Angle dominant identifié — ne reflète pas l’unanimité des médias de ce pays
POINTS CLES
- 01
Deux séismes de magnitude 7.2 et 7.5 ont frappé le 24 juin à moins d'une minute d'intervalle, causant près de 2 000 morts, 5 013 blessés et 15 866 déplacés ; l'opposition vénézuélienne recense plus de 40 000 disparus
- 02
L'UNICEF a acheminé 47 tonnes métriques de fournitures d'urgence ; environ 680 000 enfants ont besoin d'aide dans six États vénézuéliens
- 03
Quatre policiers du CICPC arrêtés pour pillage dans les décombres de La Guaira ; un nouveau séisme de magnitude 4.6 a ravivé la panique le 30 juin
ANALYSE
Mexico City, 2 juillet 2026. Le Mexique, pays rompu aux catastrophes telluriques, scrute la tragédie vénézuélienne : deux séismes de magnitude 7.2 et 7.5, frappés à moins d'une minute d'intervalle le 24 juin, ont fait près de 2 000 morts et plus de 5 000 blessés dans l'État côtier de La Guaira, le plus durement touché. L'opposition avance 40 000 disparus — chiffre que Caracas n'a pas confirmé, maintenant un contrôle strict sur les communications officielles.
Six jours après le choc initial, un nouveau séisme de magnitude 4.6 a ravivé la panique à Caracas et La Guaira le 30 juin, alors que les commerces tentaient à peine de rouvrir. Selon le bilan officiel, 855 bâtiments ont été endommagés — 189 effondrés totalement, 666 partiellement — et 15 866 personnes se retrouvent sans abri. La presse mexicaine note avec émotion que parmi les quelque 1 719 victimes confirmées figure un groupe d'au moins 100 jeunes joueurs de baseball.
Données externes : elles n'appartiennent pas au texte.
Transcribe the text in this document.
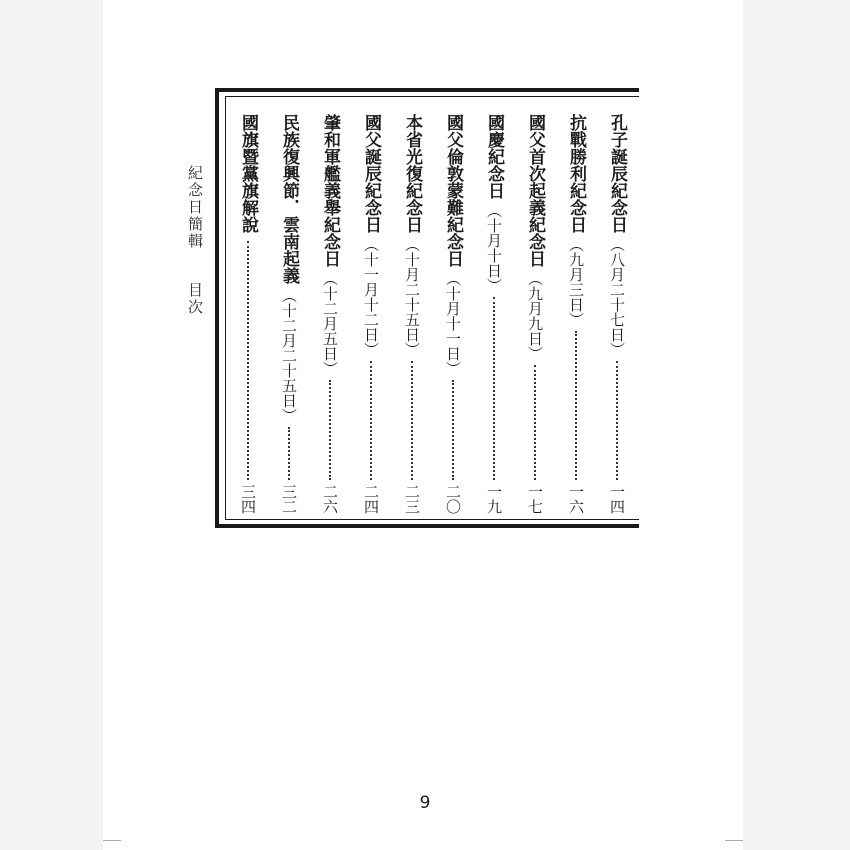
紀念日簡輯  目次
孔子誕辰紀念日
（八月二十七日）
一四
抗戰勝利紀念日
（九月三日）
一六
國父首次起義紀念日
（九月九日）
一七
國慶紀念日
（十月十日）
一九
國父倫敦蒙難紀念日
（十月十一日）
二〇
本省光復紀念日
（十月二十五日）
二三
國父誕辰紀念日
（十一月十二日）
二四
肇和軍艦義舉紀念日
（十二月五日）
二六
民族復興節．雲南起義
（十二月二十五日）
三二
國旗暨黨旗解說
三四
9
Les médias mexicains analysent un phénomène qui résonne avec leur propre mémoire sismique : l'effet « panqueque », ou colapso en acordeón, où chaque étage s'affaisse sur le précédent jusqu'à réduire l'immeuble à une masse de béton. Le doublet sismique, des constructions vieillissantes et des sols friables expliquent l'effondrement quasi-instantané de centaines d'immeubles à La Guaira, Caracas et Maracay.
Sur le plan humanitaire, l'UNICEF a acheminé un second envoi de 47 tonnes métriques de fournitures — kits de santé d'urgence, matériel d'accouchement, équipements de purification d'eau — depuis les réserves de l'UE à Copenhague. Quelque 680 000 enfants ont besoin d'aide dans six États vénézuéliens. « Ce chargement ne pourrait arriver à un moment plus critique », a déclaré Roberto Benes, directeur régional d'UNICEF pour l'Amérique latine.
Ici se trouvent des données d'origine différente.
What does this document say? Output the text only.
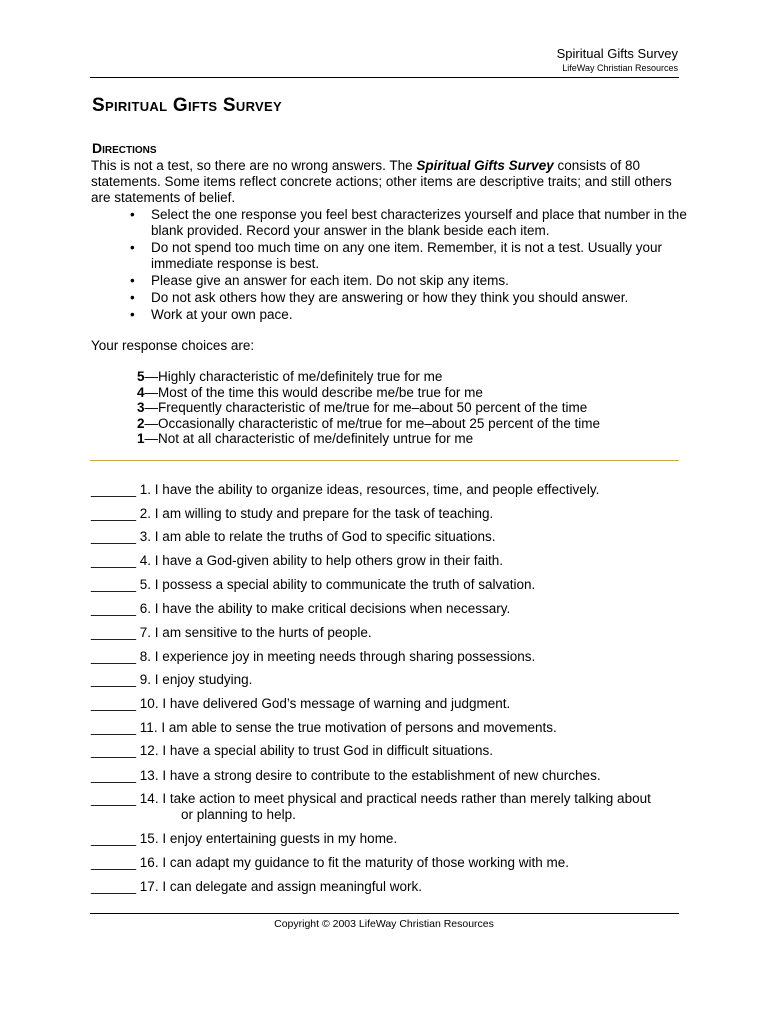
Spiritual Gifts Survey
LifeWay Christian Resources
Spiritual Gifts Survey
Directions
This is not a test, so there are no wrong answers. The Spiritual Gifts Survey consists of 80 statements. Some items reflect concrete actions; other items are descriptive traits; and still others are statements of belief.
• Select the one response you feel best characterizes yourself and place that number in the blank provided. Record your answer in the blank beside each item.
• Do not spend too much time on any one item. Remember, it is not a test. Usually your immediate response is best.
• Please give an answer for each item. Do not skip any items.
• Do not ask others how they are answering or how they think you should answer.
• Work at your own pace.
Your response choices are:
5—Highly characteristic of me/definitely true for me
4—Most of the time this would describe me/be true for me
3—Frequently characteristic of me/true for me–about 50 percent of the time
2—Occasionally characteristic of me/true for me–about 25 percent of the time
1—Not at all characteristic of me/definitely untrue for me
______ 1. I have the ability to organize ideas, resources, time, and people effectively.
______ 2. I am willing to study and prepare for the task of teaching.
______ 3. I am able to relate the truths of God to specific situations.
______ 4. I have a God-given ability to help others grow in their faith.
______ 5. I possess a special ability to communicate the truth of salvation.
______ 6. I have the ability to make critical decisions when necessary.
______ 7. I am sensitive to the hurts of people.
______ 8. I experience joy in meeting needs through sharing possessions.
______ 9. I enjoy studying.
______ 10. I have delivered God’s message of warning and judgment.
______ 11. I am able to sense the true motivation of persons and movements.
______ 12. I have a special ability to trust God in difficult situations.
______ 13. I have a strong desire to contribute to the establishment of new churches.
______ 14. I take action to meet physical and practical needs rather than merely talking about
or planning to help.
______ 15. I enjoy entertaining guests in my home.
______ 16. I can adapt my guidance to fit the maturity of those working with me.
______ 17. I can delegate and assign meaningful work.
Copyright © 2003 LifeWay Christian Resources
La crise a aussi révélé des abus : quatre policiers du CICPC ont été arrêtés pour avoir pillé des biens dans les décombres de La Guaira. Des vidéos virales montrent des citoyens affronter un agent et déchirer ses billets en dollars. Le ministre Diosdado Cabello a qualifié leurs actes d'« impudiques et immoraux » ; l'opposition dénonce des fonctionnaires « qui cherchent à s'enrichir sur la tragédie ».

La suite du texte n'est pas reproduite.